I was living in Northern California at the time, staying with a boyfriend in a detached garage fixed up like a bedroom. I was resting in bed with my eyes closed but wasn't yet asleep. Suddenly, I felt as if I had been physically picked up and thrown- my stomach did a complete flip before I felt a very heavy weight pull my legs down. I was no longer myself- I was someone else and had been thrown in a lake and was being dragged to the bottom. Fear, panic, a realization that I was going to die. I leapt out of bed gasping for air as I was experiencing the feelings of drowning! I rushed outside to look at the stars and gulp some more air. As I turned back toward the garage I saw a figure standing at the door to the garage, looking in, his back to me. He wore a baseball cap, t-shirt and shorts. I could completely see through him and he stood there completely still, almost like a photograph. I stood there frozen- not knowing what any of this meant. In a blink, in an instant- he was gone.
I firmly believe I shared this young man's death with him- nothing so profound has happened to me since, although I suppose you could classify me as a psychic sensitive/empath.
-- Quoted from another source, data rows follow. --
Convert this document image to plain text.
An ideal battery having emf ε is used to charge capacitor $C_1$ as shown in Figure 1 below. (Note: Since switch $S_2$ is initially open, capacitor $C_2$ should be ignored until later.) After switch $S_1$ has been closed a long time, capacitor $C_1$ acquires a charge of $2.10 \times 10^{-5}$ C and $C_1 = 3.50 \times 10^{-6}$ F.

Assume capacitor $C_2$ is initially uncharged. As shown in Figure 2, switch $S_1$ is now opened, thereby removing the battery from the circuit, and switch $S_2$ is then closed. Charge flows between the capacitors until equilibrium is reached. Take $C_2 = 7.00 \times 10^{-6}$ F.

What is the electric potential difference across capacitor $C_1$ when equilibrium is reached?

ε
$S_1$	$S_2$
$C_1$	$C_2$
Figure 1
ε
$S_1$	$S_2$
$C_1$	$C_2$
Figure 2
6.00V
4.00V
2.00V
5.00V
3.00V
Maybe a medium in this instance since I 'was' him for a few moments.
How else could this have happened?
I had none of these abilities until about 3 years ago when I survived some extreme and abusive events. I could tell you the exact day it all began. I now see faces and figures and places when I close my eyes. I can't make sense of them, but there they are. A bearded man, a couple holding hands, a park bench. I've sought counseling and undergone tests and taken medication in an attempt to make these things stop, but I've found if I just accept what's happening it's not as bad as fighting against it.
I'm looking for a little advice and clarity on what's going on with me, and how to classify what I apparently shared with a stranger during his last moments.